Moving along with the evening, he begins to read from his book. The Beast Side: Living and Dying while Black in America is a collection of essays and stories from Watkins’ real life. The topics range from Food, “Black on Black crime,” police brutality to street harassment. The books, he said, “things I wanted to learn from [ages] 5-25 that no one ever told me. Watkins creates stories that are bigger than himself, traveling throughout the nation, creating a voice for African-Americans in Baltimore and in America. This book, as he describes, is not only for people from “rough” neighborhoods who are misrepresented or underrepresented but also for a person from a rich suburb with health food markets around the corner who doesn’t understand life in East or West Baltimore.

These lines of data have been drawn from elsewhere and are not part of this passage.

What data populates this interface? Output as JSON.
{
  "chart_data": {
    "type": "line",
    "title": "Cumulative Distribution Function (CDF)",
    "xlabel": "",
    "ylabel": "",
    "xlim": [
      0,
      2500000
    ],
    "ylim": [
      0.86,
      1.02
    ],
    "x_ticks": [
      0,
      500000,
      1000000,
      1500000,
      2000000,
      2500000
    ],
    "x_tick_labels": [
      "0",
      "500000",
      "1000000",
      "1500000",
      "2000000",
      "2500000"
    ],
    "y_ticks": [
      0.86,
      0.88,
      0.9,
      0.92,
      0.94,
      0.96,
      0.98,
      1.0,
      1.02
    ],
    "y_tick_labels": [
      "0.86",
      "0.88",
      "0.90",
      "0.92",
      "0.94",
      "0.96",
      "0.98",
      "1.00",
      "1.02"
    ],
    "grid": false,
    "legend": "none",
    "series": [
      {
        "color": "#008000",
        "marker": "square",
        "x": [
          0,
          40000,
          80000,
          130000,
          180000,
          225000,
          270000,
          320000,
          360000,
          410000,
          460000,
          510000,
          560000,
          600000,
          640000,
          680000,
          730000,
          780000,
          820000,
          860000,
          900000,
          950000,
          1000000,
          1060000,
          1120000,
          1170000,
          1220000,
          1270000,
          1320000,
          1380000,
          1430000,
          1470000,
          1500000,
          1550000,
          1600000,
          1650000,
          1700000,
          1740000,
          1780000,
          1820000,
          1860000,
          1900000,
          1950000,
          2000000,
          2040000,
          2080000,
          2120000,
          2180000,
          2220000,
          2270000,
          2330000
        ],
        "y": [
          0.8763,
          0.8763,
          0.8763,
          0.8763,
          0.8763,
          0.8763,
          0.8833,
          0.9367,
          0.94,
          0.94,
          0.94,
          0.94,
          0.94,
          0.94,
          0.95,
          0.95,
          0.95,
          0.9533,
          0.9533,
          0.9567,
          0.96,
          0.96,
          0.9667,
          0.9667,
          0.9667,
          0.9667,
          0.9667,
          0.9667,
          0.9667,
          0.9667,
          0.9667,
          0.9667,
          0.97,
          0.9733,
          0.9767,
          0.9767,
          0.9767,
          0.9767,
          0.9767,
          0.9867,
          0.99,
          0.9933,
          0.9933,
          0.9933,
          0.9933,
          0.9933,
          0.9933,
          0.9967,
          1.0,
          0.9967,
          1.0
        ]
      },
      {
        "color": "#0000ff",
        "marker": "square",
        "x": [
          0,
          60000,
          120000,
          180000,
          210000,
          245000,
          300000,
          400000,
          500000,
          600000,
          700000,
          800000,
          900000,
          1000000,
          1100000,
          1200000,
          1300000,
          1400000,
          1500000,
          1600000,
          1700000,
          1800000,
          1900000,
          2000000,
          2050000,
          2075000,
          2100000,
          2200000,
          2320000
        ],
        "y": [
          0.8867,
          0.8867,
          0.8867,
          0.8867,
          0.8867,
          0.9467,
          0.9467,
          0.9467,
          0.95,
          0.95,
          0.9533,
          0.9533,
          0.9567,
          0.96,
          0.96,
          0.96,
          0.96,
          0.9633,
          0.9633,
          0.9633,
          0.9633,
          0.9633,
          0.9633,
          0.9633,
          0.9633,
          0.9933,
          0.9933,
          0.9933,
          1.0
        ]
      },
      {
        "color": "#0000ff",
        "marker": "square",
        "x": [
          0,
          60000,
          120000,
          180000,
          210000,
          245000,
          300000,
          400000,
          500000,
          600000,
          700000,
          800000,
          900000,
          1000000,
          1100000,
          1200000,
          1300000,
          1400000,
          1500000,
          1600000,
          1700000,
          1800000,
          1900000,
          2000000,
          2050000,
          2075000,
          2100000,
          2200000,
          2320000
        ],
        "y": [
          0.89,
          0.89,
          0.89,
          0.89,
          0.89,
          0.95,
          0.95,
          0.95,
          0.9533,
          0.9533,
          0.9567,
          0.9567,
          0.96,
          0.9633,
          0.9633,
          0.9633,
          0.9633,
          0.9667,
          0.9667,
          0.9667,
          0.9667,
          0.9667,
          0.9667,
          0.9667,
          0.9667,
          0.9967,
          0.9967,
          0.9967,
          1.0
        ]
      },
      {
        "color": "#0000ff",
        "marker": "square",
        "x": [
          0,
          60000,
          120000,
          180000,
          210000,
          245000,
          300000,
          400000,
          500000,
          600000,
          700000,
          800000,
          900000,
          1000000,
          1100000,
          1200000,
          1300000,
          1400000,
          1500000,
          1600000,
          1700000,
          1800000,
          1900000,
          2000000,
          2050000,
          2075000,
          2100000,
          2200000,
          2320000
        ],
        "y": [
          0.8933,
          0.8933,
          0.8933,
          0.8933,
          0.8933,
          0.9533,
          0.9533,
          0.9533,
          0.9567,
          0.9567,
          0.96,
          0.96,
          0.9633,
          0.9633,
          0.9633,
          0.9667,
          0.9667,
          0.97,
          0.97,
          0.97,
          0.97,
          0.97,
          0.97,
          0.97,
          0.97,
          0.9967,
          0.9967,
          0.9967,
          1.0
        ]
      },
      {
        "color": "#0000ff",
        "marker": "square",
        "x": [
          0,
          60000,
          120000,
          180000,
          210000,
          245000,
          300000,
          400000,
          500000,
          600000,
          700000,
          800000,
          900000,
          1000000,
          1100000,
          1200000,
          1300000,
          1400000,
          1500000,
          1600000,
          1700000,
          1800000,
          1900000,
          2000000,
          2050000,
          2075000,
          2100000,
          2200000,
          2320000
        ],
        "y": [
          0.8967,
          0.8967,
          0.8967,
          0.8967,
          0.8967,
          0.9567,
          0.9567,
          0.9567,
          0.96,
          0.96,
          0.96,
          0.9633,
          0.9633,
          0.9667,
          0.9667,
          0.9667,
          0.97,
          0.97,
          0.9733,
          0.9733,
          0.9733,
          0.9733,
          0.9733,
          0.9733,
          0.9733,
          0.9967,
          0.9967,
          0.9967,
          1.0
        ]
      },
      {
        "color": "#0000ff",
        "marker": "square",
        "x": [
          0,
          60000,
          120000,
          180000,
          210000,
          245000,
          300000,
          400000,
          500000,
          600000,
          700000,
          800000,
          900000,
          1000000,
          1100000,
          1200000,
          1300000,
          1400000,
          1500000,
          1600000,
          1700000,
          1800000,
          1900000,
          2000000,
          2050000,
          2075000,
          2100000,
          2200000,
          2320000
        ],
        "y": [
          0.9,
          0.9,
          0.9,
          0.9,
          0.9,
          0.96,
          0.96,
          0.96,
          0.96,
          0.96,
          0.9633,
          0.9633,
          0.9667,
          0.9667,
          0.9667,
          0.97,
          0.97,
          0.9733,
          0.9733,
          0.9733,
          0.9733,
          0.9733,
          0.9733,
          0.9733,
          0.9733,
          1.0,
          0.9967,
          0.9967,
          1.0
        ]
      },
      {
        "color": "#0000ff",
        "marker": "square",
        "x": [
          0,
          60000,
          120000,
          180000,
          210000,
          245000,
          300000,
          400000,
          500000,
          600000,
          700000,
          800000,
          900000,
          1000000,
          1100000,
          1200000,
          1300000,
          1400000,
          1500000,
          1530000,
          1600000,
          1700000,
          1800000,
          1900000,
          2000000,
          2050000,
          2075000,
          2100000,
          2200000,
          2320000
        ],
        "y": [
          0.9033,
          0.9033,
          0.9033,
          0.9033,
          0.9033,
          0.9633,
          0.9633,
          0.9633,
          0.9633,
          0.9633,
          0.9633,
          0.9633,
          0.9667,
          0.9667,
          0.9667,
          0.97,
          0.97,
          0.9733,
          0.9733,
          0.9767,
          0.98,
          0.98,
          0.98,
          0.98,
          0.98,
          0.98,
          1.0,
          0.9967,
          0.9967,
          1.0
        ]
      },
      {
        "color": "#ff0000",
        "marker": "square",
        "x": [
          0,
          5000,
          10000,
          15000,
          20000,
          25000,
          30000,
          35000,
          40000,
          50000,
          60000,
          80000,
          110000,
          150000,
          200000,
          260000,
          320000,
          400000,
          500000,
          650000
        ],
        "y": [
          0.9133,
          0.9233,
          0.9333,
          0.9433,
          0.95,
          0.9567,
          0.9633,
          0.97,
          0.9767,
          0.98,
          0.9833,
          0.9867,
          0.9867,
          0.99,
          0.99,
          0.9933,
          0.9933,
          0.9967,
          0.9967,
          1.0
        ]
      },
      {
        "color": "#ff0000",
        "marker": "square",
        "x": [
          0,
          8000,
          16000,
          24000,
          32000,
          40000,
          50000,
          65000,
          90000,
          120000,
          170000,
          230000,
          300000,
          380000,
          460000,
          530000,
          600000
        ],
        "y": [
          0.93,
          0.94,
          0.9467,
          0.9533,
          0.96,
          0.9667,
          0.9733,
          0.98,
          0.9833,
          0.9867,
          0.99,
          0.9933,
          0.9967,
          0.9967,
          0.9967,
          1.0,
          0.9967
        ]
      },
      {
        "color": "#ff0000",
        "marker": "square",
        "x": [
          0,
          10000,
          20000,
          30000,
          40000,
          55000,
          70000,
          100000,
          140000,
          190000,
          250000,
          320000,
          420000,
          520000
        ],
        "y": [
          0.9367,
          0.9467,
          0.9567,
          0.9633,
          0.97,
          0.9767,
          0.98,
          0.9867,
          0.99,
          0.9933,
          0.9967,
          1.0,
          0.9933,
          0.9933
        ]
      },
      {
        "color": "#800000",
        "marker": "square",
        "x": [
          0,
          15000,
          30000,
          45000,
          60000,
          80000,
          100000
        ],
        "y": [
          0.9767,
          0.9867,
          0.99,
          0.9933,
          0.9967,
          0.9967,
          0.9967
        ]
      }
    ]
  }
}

This book represents the people who live in urban communities who often misjudged and ignored by media until something involving “Black on Black” crime or robbery happens. Watkins read through the introduction of his book, giving the audience this to think about, “African-Americans are about as safe as a chunk of steak in a den full of starving lions.” Furthermore, Watkins encouraged the audience to do more than protest, although he is certainly not against protesting. He put things into perspective by telling a story of a phone call he received. A friend called him, telling him to wear all black. They would meet on North Avenue to lay down in traffic. Watkins said no, telling his friend to imagine the person who works at Walmart who tells their boss, “I can’t make it to work because of a traffic jam or the street is blocked off.” Watkins delivered one line: Dan- generic manager name- just cancelled their Christmas. Furthermore, he added that any person who didn’t care for the cause could easily run their car over one of the protestors in the street and get away with it. He decided against it.

Watkins presence is what college campuses need at this time because his work is raw and gritty. He is not afraid to be real and say what needs to be said about race relations in America. Aside from telling the stories of the ignored, he wrote this book because as a teacher, his goal is to promote literacy and make a big difference in the lives of children. Children from East Baltimore just like him. Often he asks his students what they are currently reading, outside of school and they say nothing. He wants to change this. Watkins wants people to ask themselves, “what can we do to make a difference?” “How help the community?” After he read passages from his book, there were questions from the audience members. He was asked about the debate between black lives matter and all lives matter to which he responded: “Black lives matter is a key movement in the modern civil rights movement. All lives matter people wanted attention and to be seen. Black lives matter is pushing the Black experience forward in American. I honor and support them. When the police killed a white kid the all live matter people didn’t show up.” The evening was filled with enlightenment and words of wisdom. Although Watkins said the America he wants to see won’t exist in his life time, he will continue to push for a better future.